Seit 2006 hat Lugano keinen Titel mehr gewonnen. Warum ist das so? Die Gründe sind vielfältig und gäben Stoff für ein mehrwöchiges Seminar. Wir beschränken uns hier auf ein Thema: Die Trainer. 16 namhafte sind seit 2006 gescheitert und einer ist sogar mit Donnerhall freiwillig gegangen: Barry Smith, immerhin fünffacher Stanley Cup-Sieger. Er poltert 2011 nach einem 0:9 in Kloten: «Das Team hat keinen Charakter. Es ist untrainierbar.»

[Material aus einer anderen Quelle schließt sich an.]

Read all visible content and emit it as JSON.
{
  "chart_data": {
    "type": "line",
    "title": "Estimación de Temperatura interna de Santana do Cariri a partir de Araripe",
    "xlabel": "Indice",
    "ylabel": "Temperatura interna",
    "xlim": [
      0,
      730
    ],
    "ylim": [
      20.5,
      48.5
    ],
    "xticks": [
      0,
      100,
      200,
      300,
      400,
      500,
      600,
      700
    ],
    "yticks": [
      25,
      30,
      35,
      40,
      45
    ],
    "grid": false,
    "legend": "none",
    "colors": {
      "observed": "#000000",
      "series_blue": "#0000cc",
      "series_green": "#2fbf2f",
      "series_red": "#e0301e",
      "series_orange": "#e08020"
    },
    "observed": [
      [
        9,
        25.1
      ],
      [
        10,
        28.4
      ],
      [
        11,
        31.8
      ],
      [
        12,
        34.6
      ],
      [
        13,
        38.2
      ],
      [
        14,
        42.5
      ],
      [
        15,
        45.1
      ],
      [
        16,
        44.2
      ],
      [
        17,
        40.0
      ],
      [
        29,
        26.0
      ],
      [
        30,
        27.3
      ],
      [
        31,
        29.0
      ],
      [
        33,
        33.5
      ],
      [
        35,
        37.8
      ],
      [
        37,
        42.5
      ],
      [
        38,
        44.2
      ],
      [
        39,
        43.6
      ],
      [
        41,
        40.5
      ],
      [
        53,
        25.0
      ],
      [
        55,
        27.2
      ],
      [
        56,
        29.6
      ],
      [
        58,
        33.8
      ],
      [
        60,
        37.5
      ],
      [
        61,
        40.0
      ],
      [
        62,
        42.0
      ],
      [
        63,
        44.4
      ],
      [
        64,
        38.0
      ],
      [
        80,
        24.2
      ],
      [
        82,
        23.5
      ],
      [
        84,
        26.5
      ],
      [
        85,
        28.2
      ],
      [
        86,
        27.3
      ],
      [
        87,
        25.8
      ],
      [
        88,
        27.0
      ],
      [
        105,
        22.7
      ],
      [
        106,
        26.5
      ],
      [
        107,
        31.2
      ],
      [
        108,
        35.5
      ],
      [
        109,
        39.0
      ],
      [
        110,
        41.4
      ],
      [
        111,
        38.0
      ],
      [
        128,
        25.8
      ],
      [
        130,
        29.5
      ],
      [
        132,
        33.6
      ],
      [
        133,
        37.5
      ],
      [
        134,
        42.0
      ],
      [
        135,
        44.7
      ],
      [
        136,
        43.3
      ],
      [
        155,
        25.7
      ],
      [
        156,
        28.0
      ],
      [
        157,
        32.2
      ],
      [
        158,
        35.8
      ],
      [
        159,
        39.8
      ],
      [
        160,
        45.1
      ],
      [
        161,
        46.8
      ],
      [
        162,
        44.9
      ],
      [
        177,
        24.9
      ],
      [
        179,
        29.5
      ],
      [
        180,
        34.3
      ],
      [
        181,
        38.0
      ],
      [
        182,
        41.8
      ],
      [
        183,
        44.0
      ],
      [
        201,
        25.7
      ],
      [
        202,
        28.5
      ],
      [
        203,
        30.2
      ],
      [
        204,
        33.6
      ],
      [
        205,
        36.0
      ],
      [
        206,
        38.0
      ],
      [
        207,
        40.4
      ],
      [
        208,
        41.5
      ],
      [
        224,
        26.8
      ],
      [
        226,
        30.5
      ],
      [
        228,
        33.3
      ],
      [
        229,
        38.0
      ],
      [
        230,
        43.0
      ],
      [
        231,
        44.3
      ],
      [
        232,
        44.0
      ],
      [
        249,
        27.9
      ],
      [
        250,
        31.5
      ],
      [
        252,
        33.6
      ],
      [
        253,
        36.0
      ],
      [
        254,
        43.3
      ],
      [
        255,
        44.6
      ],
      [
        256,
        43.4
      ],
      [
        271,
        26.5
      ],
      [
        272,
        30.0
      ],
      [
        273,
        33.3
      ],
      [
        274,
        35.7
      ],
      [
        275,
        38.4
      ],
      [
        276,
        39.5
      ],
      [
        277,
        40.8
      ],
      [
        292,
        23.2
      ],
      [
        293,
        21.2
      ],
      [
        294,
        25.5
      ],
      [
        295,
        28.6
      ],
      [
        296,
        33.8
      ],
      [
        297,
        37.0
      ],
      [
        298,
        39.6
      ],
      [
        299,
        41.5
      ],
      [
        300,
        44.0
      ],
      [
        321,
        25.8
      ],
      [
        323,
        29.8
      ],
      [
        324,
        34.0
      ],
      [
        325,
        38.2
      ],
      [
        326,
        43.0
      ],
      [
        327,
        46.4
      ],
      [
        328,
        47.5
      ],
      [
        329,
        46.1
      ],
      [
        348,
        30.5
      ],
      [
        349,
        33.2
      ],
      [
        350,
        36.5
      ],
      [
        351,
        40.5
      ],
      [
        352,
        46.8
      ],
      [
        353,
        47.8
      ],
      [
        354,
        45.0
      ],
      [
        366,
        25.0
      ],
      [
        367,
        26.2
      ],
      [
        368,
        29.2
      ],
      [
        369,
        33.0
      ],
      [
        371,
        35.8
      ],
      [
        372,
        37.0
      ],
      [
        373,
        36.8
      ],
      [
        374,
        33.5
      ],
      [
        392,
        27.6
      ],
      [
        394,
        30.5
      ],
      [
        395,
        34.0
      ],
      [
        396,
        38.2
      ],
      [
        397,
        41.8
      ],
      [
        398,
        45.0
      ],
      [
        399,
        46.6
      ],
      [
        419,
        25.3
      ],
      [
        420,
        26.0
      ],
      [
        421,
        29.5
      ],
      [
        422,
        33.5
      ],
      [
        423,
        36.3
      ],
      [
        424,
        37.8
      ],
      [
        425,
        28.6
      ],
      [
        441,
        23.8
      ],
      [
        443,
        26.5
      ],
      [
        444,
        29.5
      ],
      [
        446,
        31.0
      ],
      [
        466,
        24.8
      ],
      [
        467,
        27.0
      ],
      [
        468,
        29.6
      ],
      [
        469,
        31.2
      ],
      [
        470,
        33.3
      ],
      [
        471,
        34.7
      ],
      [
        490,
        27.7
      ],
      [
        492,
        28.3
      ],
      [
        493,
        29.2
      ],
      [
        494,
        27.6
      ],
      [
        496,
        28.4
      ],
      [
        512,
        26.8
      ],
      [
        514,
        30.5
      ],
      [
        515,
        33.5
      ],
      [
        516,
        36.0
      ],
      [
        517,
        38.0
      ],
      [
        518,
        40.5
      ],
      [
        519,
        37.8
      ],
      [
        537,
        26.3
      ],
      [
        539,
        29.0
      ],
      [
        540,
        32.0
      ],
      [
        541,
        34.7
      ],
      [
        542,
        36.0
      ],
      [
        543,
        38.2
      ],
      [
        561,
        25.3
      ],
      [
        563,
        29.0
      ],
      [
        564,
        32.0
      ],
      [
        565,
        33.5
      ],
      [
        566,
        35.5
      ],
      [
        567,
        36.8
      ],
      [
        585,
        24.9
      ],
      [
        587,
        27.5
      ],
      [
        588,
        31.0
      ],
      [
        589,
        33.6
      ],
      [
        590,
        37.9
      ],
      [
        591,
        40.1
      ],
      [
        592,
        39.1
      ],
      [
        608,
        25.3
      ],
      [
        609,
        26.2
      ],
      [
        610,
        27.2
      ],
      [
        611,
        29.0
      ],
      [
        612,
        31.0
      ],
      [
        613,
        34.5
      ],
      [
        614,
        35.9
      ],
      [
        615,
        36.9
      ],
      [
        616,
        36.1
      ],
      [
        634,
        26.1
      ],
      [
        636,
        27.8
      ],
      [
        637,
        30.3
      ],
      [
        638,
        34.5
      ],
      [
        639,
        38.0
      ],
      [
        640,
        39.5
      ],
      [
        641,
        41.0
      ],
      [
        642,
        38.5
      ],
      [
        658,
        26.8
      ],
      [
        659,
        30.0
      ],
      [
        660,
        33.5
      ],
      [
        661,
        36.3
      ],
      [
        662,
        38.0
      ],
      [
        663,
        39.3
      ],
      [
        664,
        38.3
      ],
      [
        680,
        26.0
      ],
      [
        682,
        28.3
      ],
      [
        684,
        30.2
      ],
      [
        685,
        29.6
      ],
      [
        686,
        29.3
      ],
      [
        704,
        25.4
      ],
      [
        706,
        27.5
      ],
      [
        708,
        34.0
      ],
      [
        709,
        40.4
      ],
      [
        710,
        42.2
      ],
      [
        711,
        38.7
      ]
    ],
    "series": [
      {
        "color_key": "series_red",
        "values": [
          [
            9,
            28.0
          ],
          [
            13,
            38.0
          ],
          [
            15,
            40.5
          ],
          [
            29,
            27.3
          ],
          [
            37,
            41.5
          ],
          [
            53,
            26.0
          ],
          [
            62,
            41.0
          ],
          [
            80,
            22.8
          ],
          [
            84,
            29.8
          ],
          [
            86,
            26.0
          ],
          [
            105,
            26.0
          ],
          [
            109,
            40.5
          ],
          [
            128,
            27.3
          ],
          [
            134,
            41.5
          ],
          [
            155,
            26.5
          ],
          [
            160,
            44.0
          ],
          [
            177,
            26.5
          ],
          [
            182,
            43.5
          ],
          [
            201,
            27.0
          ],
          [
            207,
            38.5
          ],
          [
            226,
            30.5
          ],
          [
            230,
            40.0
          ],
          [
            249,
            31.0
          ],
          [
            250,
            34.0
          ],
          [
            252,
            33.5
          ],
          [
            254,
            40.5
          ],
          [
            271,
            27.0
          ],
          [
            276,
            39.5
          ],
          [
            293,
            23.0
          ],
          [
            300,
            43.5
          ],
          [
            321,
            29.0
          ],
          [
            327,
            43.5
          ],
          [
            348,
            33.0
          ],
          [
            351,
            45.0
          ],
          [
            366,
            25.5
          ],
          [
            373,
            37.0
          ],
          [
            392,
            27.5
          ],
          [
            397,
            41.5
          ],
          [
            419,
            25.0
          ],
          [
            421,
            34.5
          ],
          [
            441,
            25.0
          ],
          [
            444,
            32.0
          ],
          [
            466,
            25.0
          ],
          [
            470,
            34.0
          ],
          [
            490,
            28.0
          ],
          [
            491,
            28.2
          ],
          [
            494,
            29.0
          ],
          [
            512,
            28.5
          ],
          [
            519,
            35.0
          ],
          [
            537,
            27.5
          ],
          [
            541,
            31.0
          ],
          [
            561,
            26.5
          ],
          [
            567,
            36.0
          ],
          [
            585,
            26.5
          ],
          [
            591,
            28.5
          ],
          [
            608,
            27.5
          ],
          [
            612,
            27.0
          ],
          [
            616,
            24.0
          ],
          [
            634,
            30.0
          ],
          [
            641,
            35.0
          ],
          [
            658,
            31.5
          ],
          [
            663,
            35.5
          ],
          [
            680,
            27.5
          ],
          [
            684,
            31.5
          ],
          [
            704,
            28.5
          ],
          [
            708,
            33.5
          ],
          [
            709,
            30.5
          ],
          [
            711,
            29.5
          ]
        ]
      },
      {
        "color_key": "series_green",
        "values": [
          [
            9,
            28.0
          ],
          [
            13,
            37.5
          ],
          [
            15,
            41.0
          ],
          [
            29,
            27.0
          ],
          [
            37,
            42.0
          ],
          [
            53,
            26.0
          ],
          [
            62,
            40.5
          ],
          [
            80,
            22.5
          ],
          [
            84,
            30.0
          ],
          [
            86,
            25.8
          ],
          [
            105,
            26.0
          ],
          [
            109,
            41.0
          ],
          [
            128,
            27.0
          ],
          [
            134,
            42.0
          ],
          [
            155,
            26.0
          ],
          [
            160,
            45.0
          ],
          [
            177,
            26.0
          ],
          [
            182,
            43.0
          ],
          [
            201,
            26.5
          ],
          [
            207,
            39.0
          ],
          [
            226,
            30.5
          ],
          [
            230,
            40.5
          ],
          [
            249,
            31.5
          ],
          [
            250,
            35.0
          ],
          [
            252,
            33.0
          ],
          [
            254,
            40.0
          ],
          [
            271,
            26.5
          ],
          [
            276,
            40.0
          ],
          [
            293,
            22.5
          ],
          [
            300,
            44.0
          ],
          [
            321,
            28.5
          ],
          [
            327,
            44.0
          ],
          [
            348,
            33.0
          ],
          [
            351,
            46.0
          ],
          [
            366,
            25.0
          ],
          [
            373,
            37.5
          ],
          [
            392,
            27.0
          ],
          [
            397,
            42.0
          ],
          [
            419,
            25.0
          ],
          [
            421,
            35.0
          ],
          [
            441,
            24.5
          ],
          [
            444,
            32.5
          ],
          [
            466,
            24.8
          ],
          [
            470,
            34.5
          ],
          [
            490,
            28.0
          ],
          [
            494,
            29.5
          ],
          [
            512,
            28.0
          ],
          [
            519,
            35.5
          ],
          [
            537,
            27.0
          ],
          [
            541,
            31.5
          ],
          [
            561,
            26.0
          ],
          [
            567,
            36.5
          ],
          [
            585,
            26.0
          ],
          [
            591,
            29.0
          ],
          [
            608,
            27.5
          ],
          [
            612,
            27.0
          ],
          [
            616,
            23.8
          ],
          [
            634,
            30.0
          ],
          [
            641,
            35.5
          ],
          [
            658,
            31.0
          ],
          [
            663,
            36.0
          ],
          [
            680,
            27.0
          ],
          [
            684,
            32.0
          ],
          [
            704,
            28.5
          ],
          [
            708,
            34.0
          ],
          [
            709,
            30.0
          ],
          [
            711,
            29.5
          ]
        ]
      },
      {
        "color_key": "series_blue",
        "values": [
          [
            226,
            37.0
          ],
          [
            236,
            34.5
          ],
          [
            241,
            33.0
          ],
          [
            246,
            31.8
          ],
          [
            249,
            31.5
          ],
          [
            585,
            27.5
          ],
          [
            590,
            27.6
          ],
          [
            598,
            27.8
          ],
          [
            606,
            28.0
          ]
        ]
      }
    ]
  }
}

Lugano untrainierbar? Das ist denn doch etwas übertrieben. Aber zu Recht gilt der Trainerjob in Lugano als einer der schwierigsten der Liga. Vergleichbar mit der Arbeit in Bern und Zürich.
Nun soll es in Lugano ein Zauberlehrling richten. Luca Gianinazzi ist am 1. Januar gerade mal 29 geworden und mit Abstand der jüngste Trainer der Liga und der Playoffgeschichte (seit 1986). Er folgt auf Chris McSorley (60), der sich seit 1989 im Pulverdampf von mehr als 1500 Partien in Amerika, England, in Weltstädten wie Las Vegas und London und seit 2001 in Genf an der Bande bewährt hat. Ein grösserer Gegensatz wäre nicht einmal in einem Hollywood-Film über Trainer möglich.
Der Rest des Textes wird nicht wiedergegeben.